Чувствовал себя отец прескверно — все тело было в синяках и кровоподтеках, целый день он стонал от боли; когда же мать растирала ушибленные места маслом, он орал так, что его можно было услышать на ферме Риганов. А настроение у него было — подойти страшно! Если кто-нибудь из нас просовывал в комнату голову и робко справлялся о его здоровье, он рявкал на нас: «Убирайтесь вон!» Мы, конечно‚ убирались. А если мы не заходили к нему и не справлялись о его здоровье, он бушевал: «Куда же вы все запропастились?» — и укорял нас в черствости, приговаривая, что мы все только бездельничаем да ждем его смерти.
Когда старик болел, угодить ему было трудно. Джо прикинул, если бы отец столько же энергии вкладывал в молитвы, сколько в богохульства, с ним не произошло бы этого несчастья.
Почти все женщины нашей округи пришли к нам наведаться о состоянии отца. Вернее, они воспользовались этим как предлогом. До отца им не было дела; им было глубоко безразлично — жив он или умер. Пришли они к нам язык почесать, чайку попить да прихвастнуть на свой счет и, как водится, позлословить насчет отсутствующих добрых друзей-приятелей.
— Какое несчастье! — вздыхали они, сопровождая свои вздохи уродливыми гримасами.
Женщины всегда уродуют себя, когда хотят изобразить на лице сочувствие. Это они делают для большего правдоподобия.
Все же никто не решился зайти в спальню больного. Соседки расспрашивали мать об отце, садились, вытаскивали носовые платки и снова вздыхали. Чуть ли не в сотый раз мать должна была рассказывать о том, как произошел несчастный случай, и всякий раз, когда она доходила до злополучного эпизода с лошадью, через деревянную перегородку прорывался громовой голос отца: «Ах ты черт! Говорю тебе, кобыла меня не сбросила! Я не сидел на ней!»

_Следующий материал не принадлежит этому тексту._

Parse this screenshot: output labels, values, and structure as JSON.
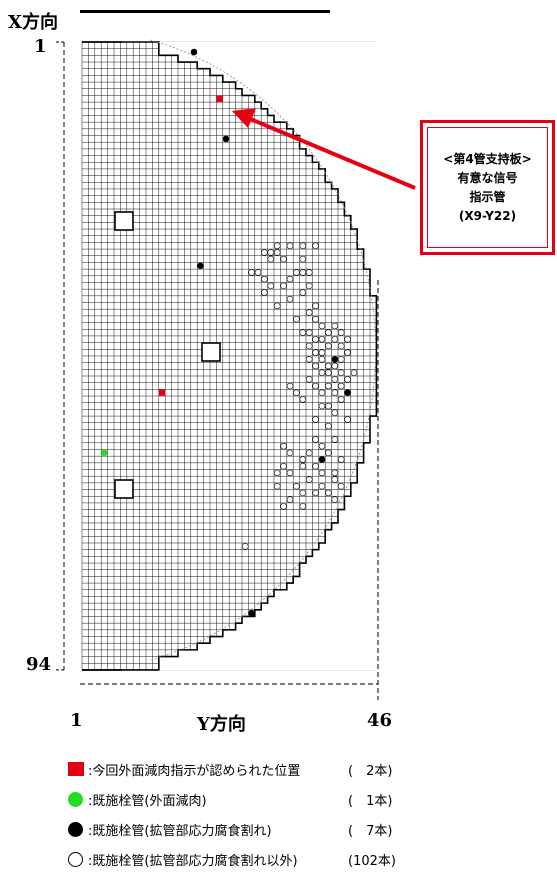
{
  "axes": {
    "x_direction_label": "X方向",
    "y_direction_label": "Y方向",
    "x_start": "1",
    "x_end": "94",
    "y_start": "1",
    "y_end": "46"
  },
  "callout": {
    "line1": "<第4管支持板>",
    "line2": "有意な信号",
    "line3": "指示管",
    "line4": "(X9-Y22)"
  },
  "legend": [
    {
      "symbol": "red-square",
      "label": ":今回外面減肉指示が認められた位置",
      "count": "(　2本)"
    },
    {
      "symbol": "green-circle",
      "label": ":既施栓管(外面減肉)",
      "count": "(　1本)"
    },
    {
      "symbol": "black-circle",
      "label": ":既施栓管(拡管部応力腐食割れ)",
      "count": "(　7本)"
    },
    {
      "symbol": "open-circle",
      "label": ":既施栓管(拡管部応力腐食割れ以外)",
      "count": "(102本)"
    }
  ],
  "colors": {
    "red": "#e60012",
    "green": "#22dd22",
    "black": "#000000",
    "grid": "#000000"
  },
  "markers": {
    "red_squares": [
      [
        9,
        22
      ],
      [
        53,
        13
      ]
    ],
    "green_circles": [
      [
        62,
        4
      ]
    ],
    "black_circles": [
      [
        2,
        18
      ],
      [
        15,
        23
      ],
      [
        34,
        19
      ],
      [
        48,
        40
      ],
      [
        53,
        42
      ],
      [
        63,
        38
      ],
      [
        86,
        27
      ]
    ],
    "open_circles": [
      [
        31,
        31
      ],
      [
        31,
        33
      ],
      [
        31,
        35
      ],
      [
        31,
        37
      ],
      [
        32,
        29
      ],
      [
        32,
        30
      ],
      [
        32,
        31
      ],
      [
        33,
        30
      ],
      [
        33,
        32
      ],
      [
        33,
        35
      ],
      [
        35,
        27
      ],
      [
        35,
        28
      ],
      [
        35,
        34
      ],
      [
        35,
        35
      ],
      [
        35,
        36
      ],
      [
        36,
        29
      ],
      [
        36,
        33
      ],
      [
        37,
        30
      ],
      [
        37,
        32
      ],
      [
        37,
        36
      ],
      [
        38,
        29
      ],
      [
        38,
        35
      ],
      [
        39,
        33
      ],
      [
        40,
        31
      ],
      [
        40,
        37
      ],
      [
        41,
        36
      ],
      [
        42,
        34
      ],
      [
        42,
        37
      ],
      [
        43,
        38
      ],
      [
        43,
        40
      ],
      [
        44,
        35
      ],
      [
        44,
        36
      ],
      [
        44,
        39
      ],
      [
        44,
        41
      ],
      [
        45,
        37
      ],
      [
        45,
        38
      ],
      [
        45,
        40
      ],
      [
        45,
        42
      ],
      [
        46,
        36
      ],
      [
        46,
        39
      ],
      [
        46,
        41
      ],
      [
        47,
        37
      ],
      [
        47,
        38
      ],
      [
        47,
        42
      ],
      [
        48,
        36
      ],
      [
        48,
        38
      ],
      [
        48,
        41
      ],
      [
        49,
        37
      ],
      [
        49,
        39
      ],
      [
        49,
        40
      ],
      [
        50,
        38
      ],
      [
        50,
        39
      ],
      [
        50,
        41
      ],
      [
        50,
        43
      ],
      [
        51,
        36
      ],
      [
        51,
        40
      ],
      [
        51,
        42
      ],
      [
        52,
        33
      ],
      [
        52,
        37
      ],
      [
        52,
        39
      ],
      [
        52,
        41
      ],
      [
        53,
        34
      ],
      [
        53,
        38
      ],
      [
        53,
        40
      ],
      [
        54,
        35
      ],
      [
        54,
        41
      ],
      [
        55,
        38
      ],
      [
        55,
        39
      ],
      [
        56,
        40
      ],
      [
        57,
        37
      ],
      [
        57,
        42
      ],
      [
        58,
        39
      ],
      [
        60,
        37
      ],
      [
        60,
        40
      ],
      [
        61,
        32
      ],
      [
        61,
        38
      ],
      [
        62,
        33
      ],
      [
        62,
        36
      ],
      [
        62,
        39
      ],
      [
        63,
        35
      ],
      [
        63,
        41
      ],
      [
        64,
        32
      ],
      [
        64,
        35
      ],
      [
        64,
        37
      ],
      [
        65,
        31
      ],
      [
        65,
        33
      ],
      [
        65,
        38
      ],
      [
        65,
        40
      ],
      [
        66,
        36
      ],
      [
        66,
        40
      ],
      [
        67,
        31
      ],
      [
        67,
        34
      ],
      [
        67,
        38
      ],
      [
        67,
        41
      ],
      [
        68,
        35
      ],
      [
        68,
        37
      ],
      [
        68,
        39
      ],
      [
        69,
        33
      ],
      [
        69,
        40
      ],
      [
        70,
        32
      ],
      [
        70,
        35
      ],
      [
        76,
        26
      ]
    ]
  }
}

Мать конфузилась, щеки ее заливались краской. Одни женщины посмеивались, другие же слушали с серьезным видом. А из спальни непрерывным потоком неслись тяжелые стоны, приводившие мать в трепет, чуть ли не в стояние нервного шока: она так боялась, что отец разразится бранью и непристойностями в адрес гостей. Мать чувствовала себя крайне несчастной. Как ей хотелось, чтобы гости вовсе не приходили! Но они не замечали ее смущения, попивали себе чаек, подчистили все печенье и булочки, которыми их угостила Сара, щебетали наперебой, взвизгивали, шумели, словом, чувствовали себя как дома. Никто больше и не вспоминал, что рядом лежит страдалец, никто не слышал ни стонов отца, ни его свирепого брюзжания: «Черти бы их разорвали! Чего они глотки дерут, проклятые? Убирались бы по домам!» Лишь одна мать это услышала и бросилась в спальню утихомирить своего супруга.
Когда шум и гам несколько улеглись, начались политические дебаты. Речь зашла о приближающихся выборах.

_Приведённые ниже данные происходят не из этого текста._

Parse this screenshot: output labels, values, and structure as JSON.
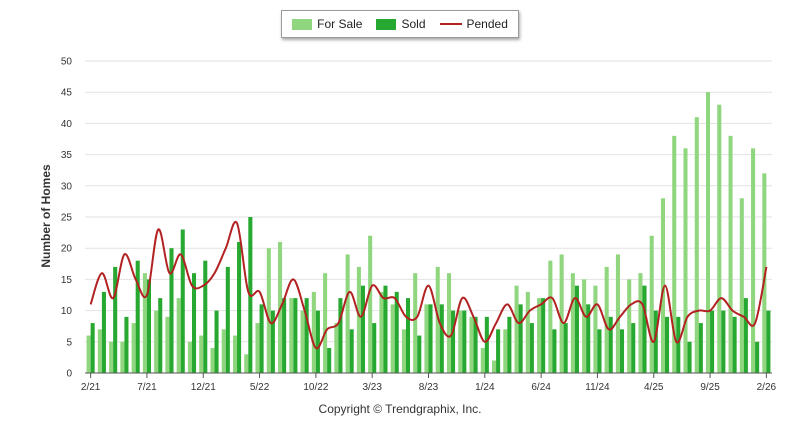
{
  "chart_data": {
    "type": "bar",
    "ylabel": "Number of Homes",
    "ylim": [
      0,
      50
    ],
    "yticks": [
      0,
      5,
      10,
      15,
      20,
      25,
      30,
      35,
      40,
      45,
      50
    ],
    "x_tick_labels": [
      "2/21",
      "7/21",
      "12/21",
      "5/22",
      "10/22",
      "3/23",
      "8/23",
      "1/24",
      "6/24",
      "11/24",
      "4/25",
      "9/25",
      "2/26"
    ],
    "months": [
      "2/21",
      "3/21",
      "4/21",
      "5/21",
      "6/21",
      "7/21",
      "8/21",
      "9/21",
      "10/21",
      "11/21",
      "12/21",
      "1/22",
      "2/22",
      "3/22",
      "4/22",
      "5/22",
      "6/22",
      "7/22",
      "8/22",
      "9/22",
      "10/22",
      "11/22",
      "12/22",
      "1/23",
      "2/23",
      "3/23",
      "4/23",
      "5/23",
      "6/23",
      "7/23",
      "8/23",
      "9/23",
      "10/23",
      "11/23",
      "12/23",
      "1/24",
      "2/24",
      "3/24",
      "4/24",
      "5/24",
      "6/24",
      "7/24",
      "8/24",
      "9/24",
      "10/24",
      "11/24",
      "12/24",
      "1/25",
      "2/25",
      "3/25",
      "4/25",
      "5/25",
      "6/25",
      "7/25",
      "8/25",
      "9/25",
      "10/25",
      "11/25",
      "12/25",
      "1/26",
      "2/26"
    ],
    "series": [
      {
        "name": "For Sale",
        "color": "#8fd67e",
        "values": [
          6,
          7,
          5,
          5,
          8,
          16,
          10,
          9,
          12,
          5,
          6,
          4,
          7,
          6,
          3,
          8,
          20,
          21,
          12,
          10,
          13,
          16,
          8,
          19,
          17,
          22,
          13,
          11,
          7,
          16,
          11,
          17,
          16,
          10,
          9,
          4,
          2,
          7,
          14,
          13,
          12,
          18,
          19,
          16,
          15,
          14,
          17,
          19,
          15,
          16,
          22,
          28,
          38,
          36,
          41,
          45,
          43,
          38,
          28,
          36,
          32
        ]
      },
      {
        "name": "Sold",
        "color": "#27a830",
        "values": [
          8,
          13,
          17,
          9,
          18,
          15,
          12,
          20,
          23,
          16,
          18,
          10,
          17,
          21,
          25,
          11,
          10,
          12,
          12,
          12,
          10,
          4,
          12,
          7,
          14,
          8,
          14,
          13,
          12,
          6,
          11,
          11,
          10,
          10,
          9,
          9,
          7,
          9,
          11,
          8,
          12,
          7,
          8,
          14,
          11,
          7,
          9,
          7,
          8,
          14,
          10,
          9,
          9,
          5,
          8,
          10,
          10,
          9,
          12,
          5,
          10
        ]
      },
      {
        "name": "Pended",
        "color": "#b22222",
        "type": "line",
        "values": [
          11,
          16,
          12,
          19,
          15,
          12.5,
          23,
          16,
          19,
          14,
          14,
          16,
          20,
          24,
          13,
          13,
          8,
          11,
          15,
          10,
          4,
          7,
          8,
          13,
          9,
          14,
          12,
          12,
          9,
          9,
          14,
          8,
          6,
          12,
          9,
          5,
          8,
          11,
          8,
          10,
          11,
          12,
          8,
          12,
          9,
          11,
          7,
          9,
          11,
          11,
          5,
          14,
          5,
          9,
          10,
          10,
          12,
          10,
          9,
          8,
          17
        ]
      }
    ],
    "legend": "top-center",
    "grid": "horizontal"
  },
  "copyright": "Copyright © Trendgraphix, Inc."
}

Миссис Браун хотелось узнать, за кого собирается голосовать отец. Мать и рта раскрыть не успела, как в разговор вмешалась миссис Мак-Фластер, сварливая старуха с журавлиной шеей. Она заявила, что ее муж (то есть Мак-Фластер) ни в грош не ставит Гриффита. И по ее компетентному мнению, Гриффит — личность ничтожная. Миссис Мак-Фластер не терпелось отпустить на его счет еще какие-то замечания, но голос отца чуть не сокрушил перегородку: отец был сторонником Гриффита и верил в него как в бога.